American River steelhead are the largest ones found in the Central
Valley system, due to their Eel River ancestry and excellent forage
conditions found on the America. A fisherman tossing out a Little Cleo
in February 2002 caught and released a wild steelhead/rainbow weighing
24.02 pounds, the largest ever documented on the American.
After just hundreds of the river’s native steelhead returned to
Nimbus Fish Hatchery in the first few years after Folsom Lake was
completed in the 1950s, the DFW introduced Eel River steelhead to the
hatchery, boosting annual steelhead returns to the hatchery in the
thousands every year.
Genetic analyses conducted since then indicate steelhead from both the
hatchery and the river are genetically more similar to Eel River
steelhead than other Central Valley steelhead stocks.
In a presentation before the Save the American River Association in
December 2014, Dr. Ribert Titus, CDFW Senior Environmental Scientist,
documented how steelhead in the lower American River may be the
“fastest growing trout” in the world.
“There is a lot of food in the American – the fish average a growth
rate of.82 mm per day. They grow really well,” he said.

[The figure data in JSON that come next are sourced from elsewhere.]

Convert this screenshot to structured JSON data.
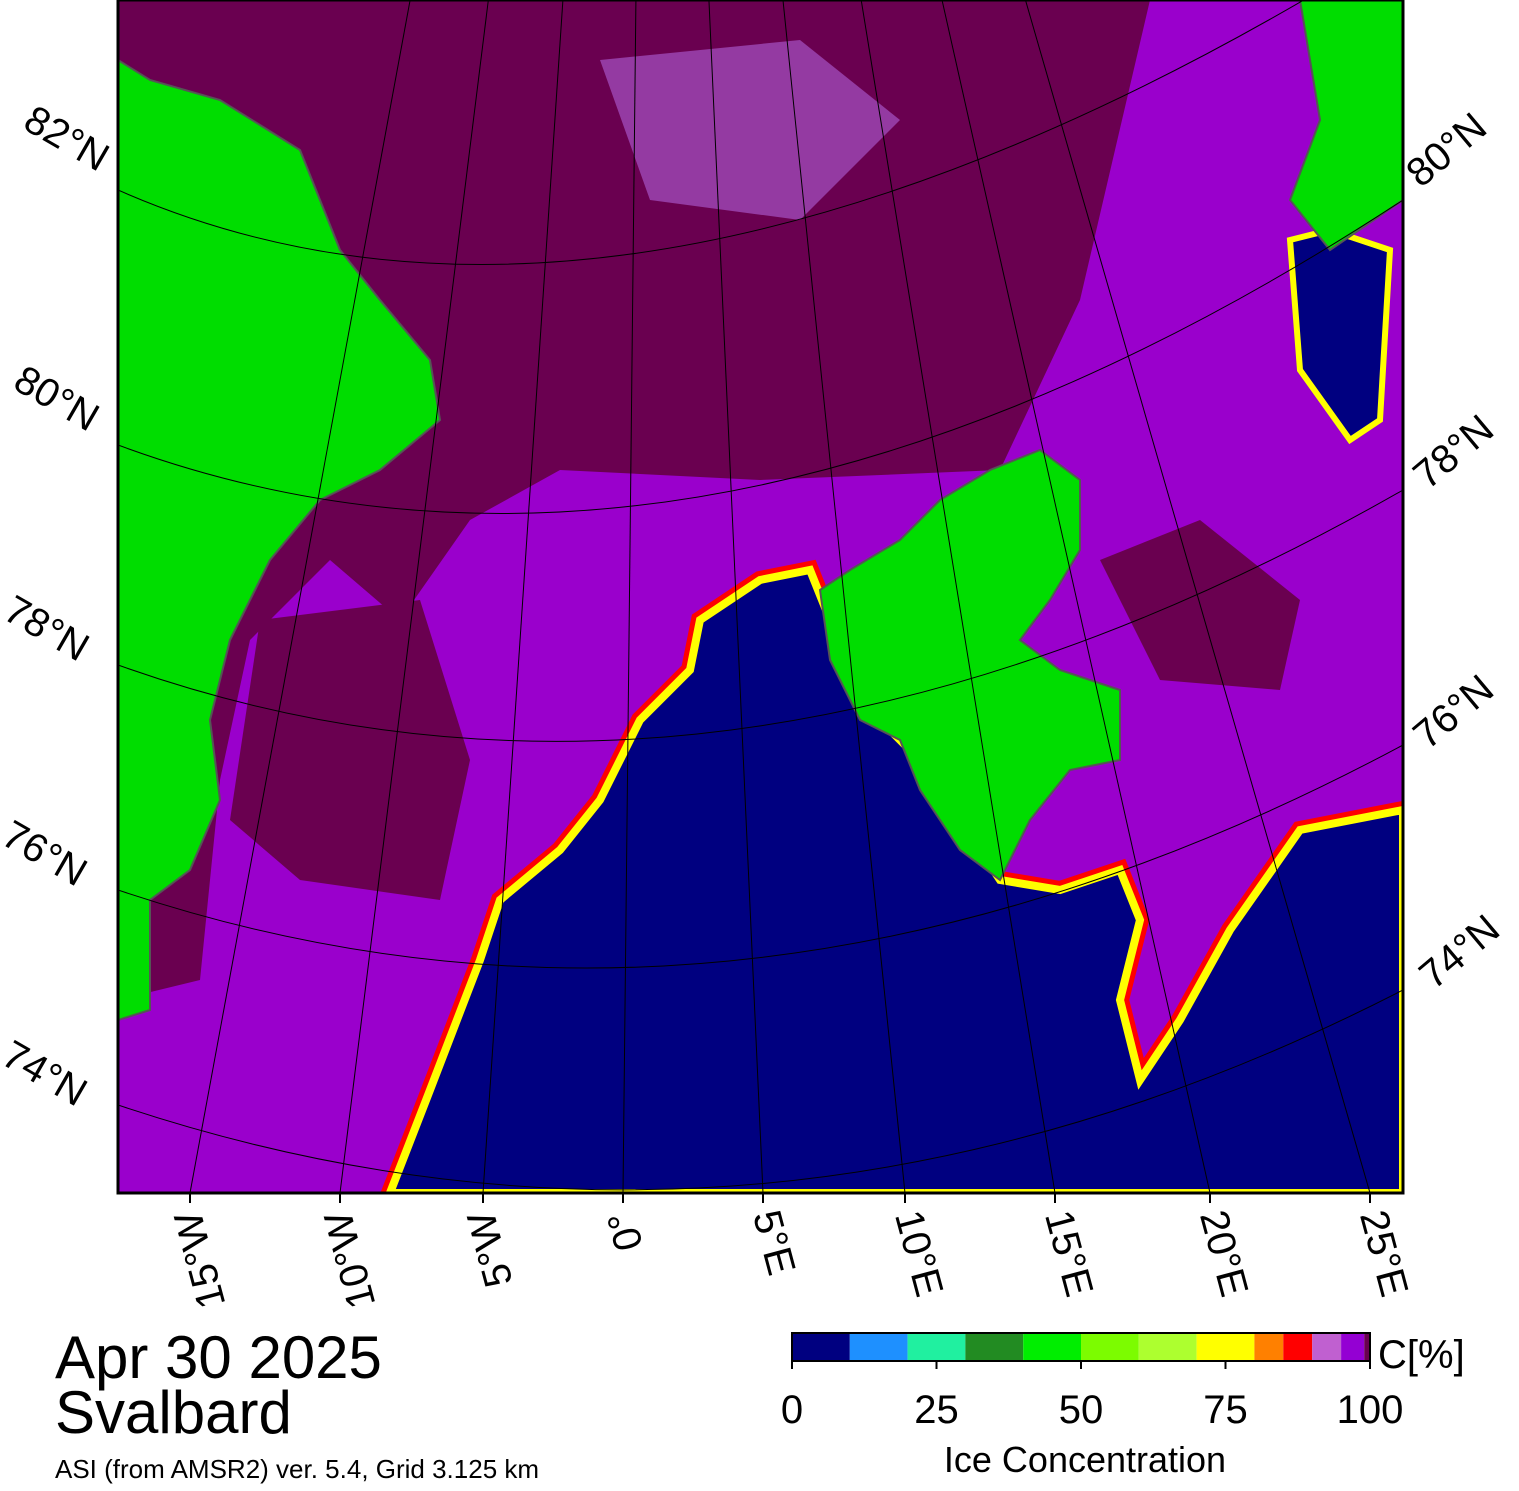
{
  "map": {
    "lat_labels_left": [
      "82°N",
      "80°N",
      "78°N",
      "76°N",
      "74°N"
    ],
    "lat_labels_right": [
      "80°N",
      "78°N",
      "76°N",
      "74°N"
    ],
    "lon_labels": [
      "15°W",
      "10°W",
      "5°W",
      "0°",
      "5°E",
      "10°E",
      "15°E",
      "20°E",
      "25°E"
    ]
  },
  "caption": {
    "date": "Apr 30 2025",
    "region": "Svalbard",
    "product": "ASI (from AMSR2) ver. 5.4,  Grid 3.125 km"
  },
  "colorbar": {
    "label": "Ice Concentration",
    "unit": "C[%]",
    "lim": [
      0,
      100
    ],
    "ticks": [
      0,
      25,
      50,
      75,
      100
    ],
    "bounds": [
      0,
      10,
      20,
      30,
      40,
      50,
      60,
      70,
      80,
      85,
      90,
      95,
      99,
      100
    ],
    "colors": [
      "#000080",
      "#1e90ff",
      "#20f0a0",
      "#228b22",
      "#00ee00",
      "#7cfc00",
      "#adff2f",
      "#ffff00",
      "#ff8000",
      "#ff0000",
      "#c060d0",
      "#9400d3",
      "#6a0050"
    ]
  }
}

He contrasted a slide of steelhead from the American River with one
from Secret Ravine Creek, a tributary of Dry Creek. Whereas the
American River fish is plump and healthy looking, the fish from Secret
Ravine looks skinny and undernourished.
However, the same relatively warm conditions American River steelhead
encounter every summer have spurred the outbreak, first documented in
2004, of an anal vent disease called “rosy anus” according to Titus.
The American River steelhead population, along with its Chinook salmon
run, constitutes a unique urban fishery in the shadow of the State
Capitol that we must fight to restore and preserve.